Speaking with Fox News Digital about both his shunning from Hollywood (he has had nine different roles in 2025 and 2026, including 17 episodes on Tulsa King) and his alcoholism, he recalled it being fueled by his struggles in the industry.
“It was, you know, fired from a show because I wouldn’t kiss a woman. No one would hire me because they thought I was this religious nut bag, which is that I love my wife so much. And no one can understand it, no one could understand it,” he said.
Neal added that it was late Beverly Hills, 90210 star Luke Perry who supported him when he first struggled to get work. “Justified was just coming out, but I still didn’t think I was worth anything because I failed to my family. I failed, [my wife] Ruve, my five kids, that I lost our house.”
“I lost all the beautiful things that were the shiny widgets that I had accumulated, were all taken away from me. And that crucifixion caused me so much inner pain because I made it all about me. How could I let the team down?” he added.
Neal, who shares five children with Ruve, credits God and his wife, with whom he now has a production company, with helping him turn his life around. “It’s just a cold, hard fact that God gave me an amazing, incredible, most amazing woman that I’ve ever met. I can talk forever about it, but she’s my good luck charm, and she got me through hell, and now here I am, in a fantastic place in life, we’re producing movies together. And I can’t tell you how amazing that feels,” he maintained.
Neal, who is currently starring and producing in the Jimmy Stewart biopic Jimmy, led by Riverdale alum KJ Apa, also opened up last year about feeling shut out from Hollywood.

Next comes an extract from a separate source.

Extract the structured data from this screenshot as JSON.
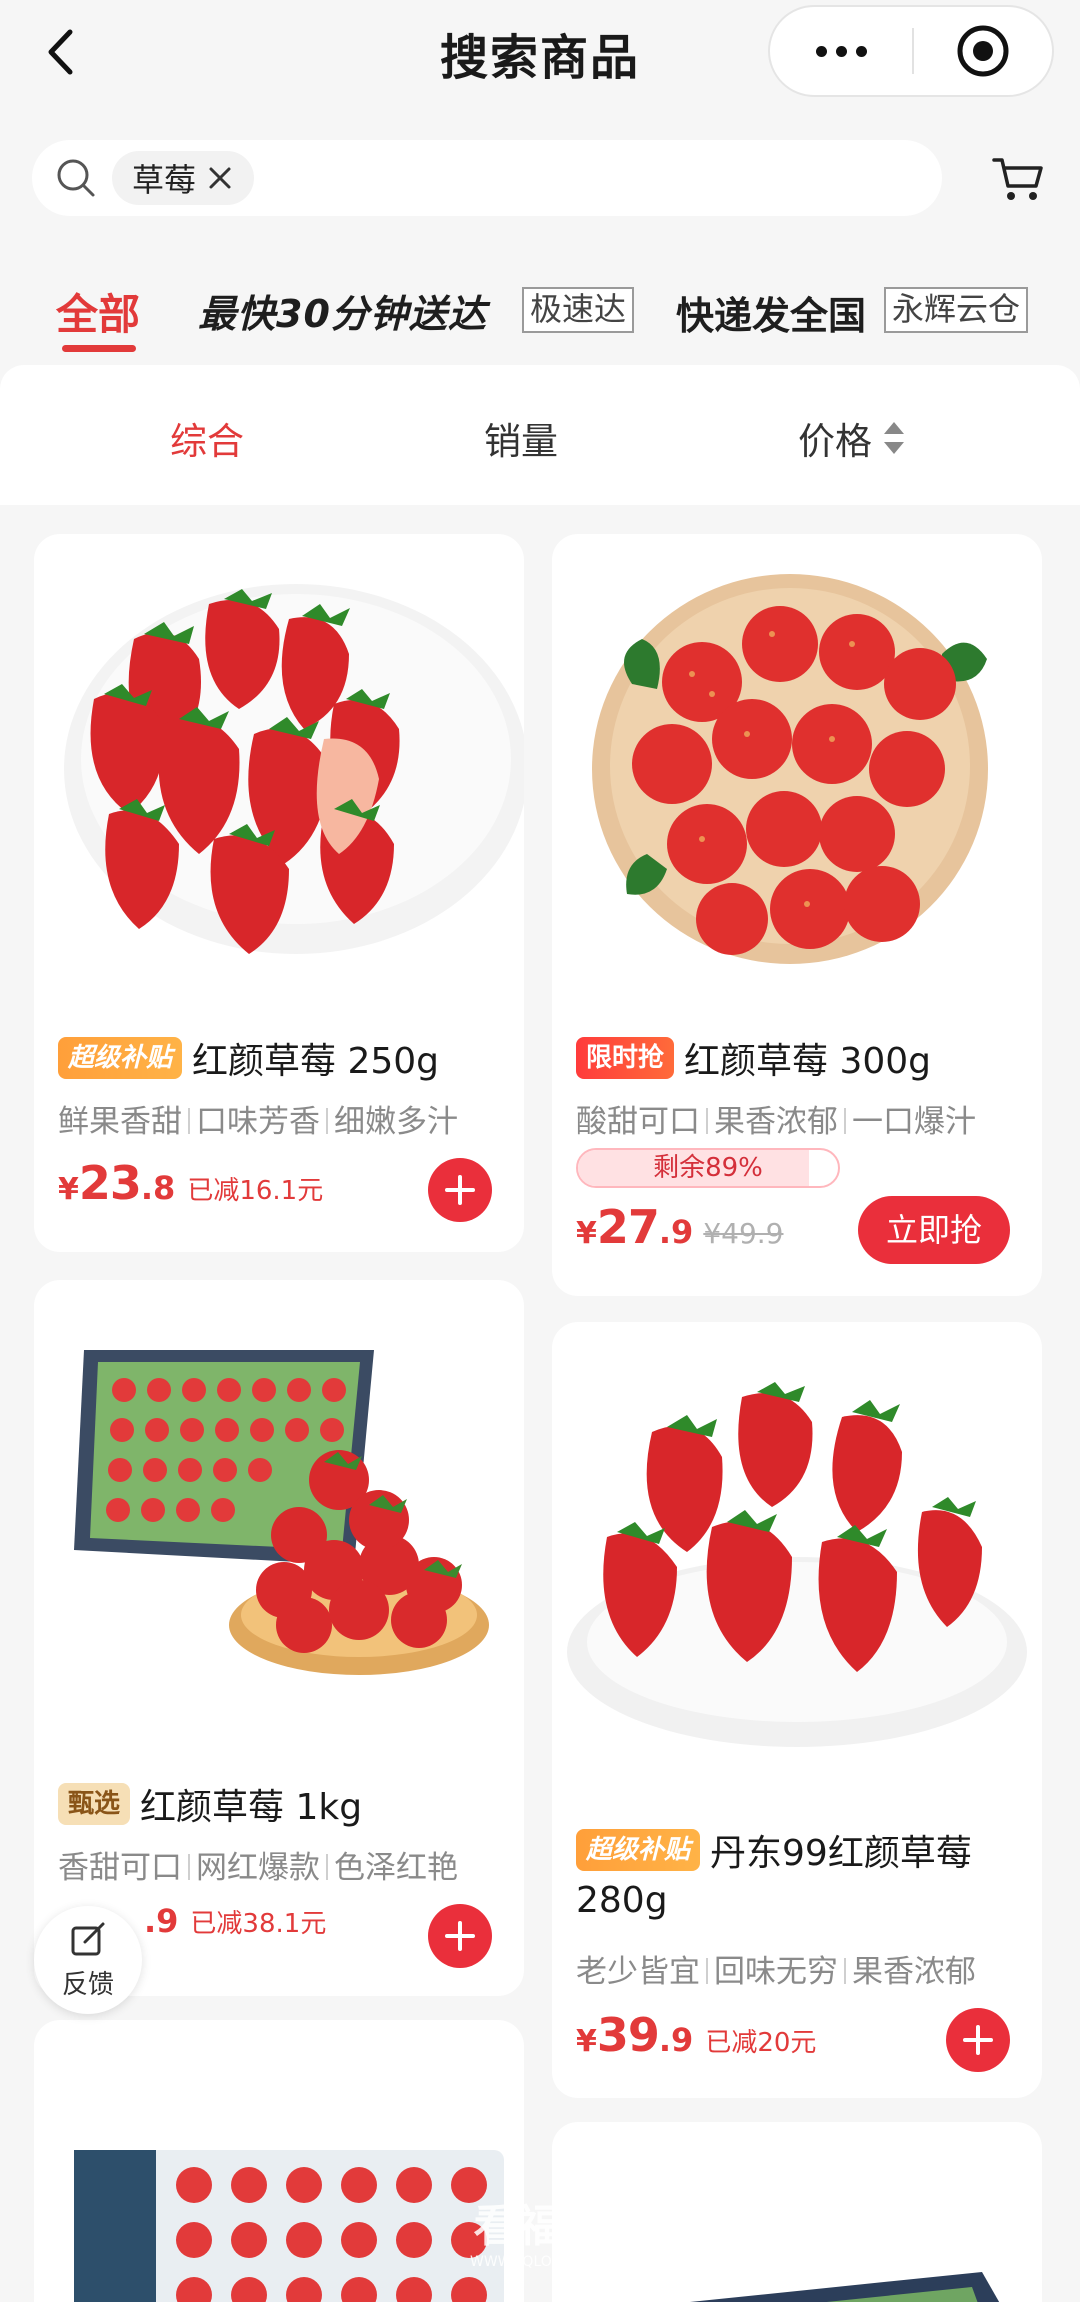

Speaking on the Nothing Left Unsaid podcast, he said: “I’d always had in my contracts I wouldn’t kiss another woman on-screen, ” adding: “My wife didn’t have any problem with it. It was me, really, who had a problem with it.”
“When I couldn’t do it, and they couldn’t understand it, Hollywood just completely turned on me. They wouldn’t let me be part of the show anymore,” he continued.
“For two years, I couldn’t get a job and I lost everything you could possibly imagine,” Neal went on. “Not just houses and material things, but your swagger, your cool, who you are, your identity — everything. My identity was an actor, and a really good one. And once you don’t have that identity, you’re kind of lost in a tailspin.”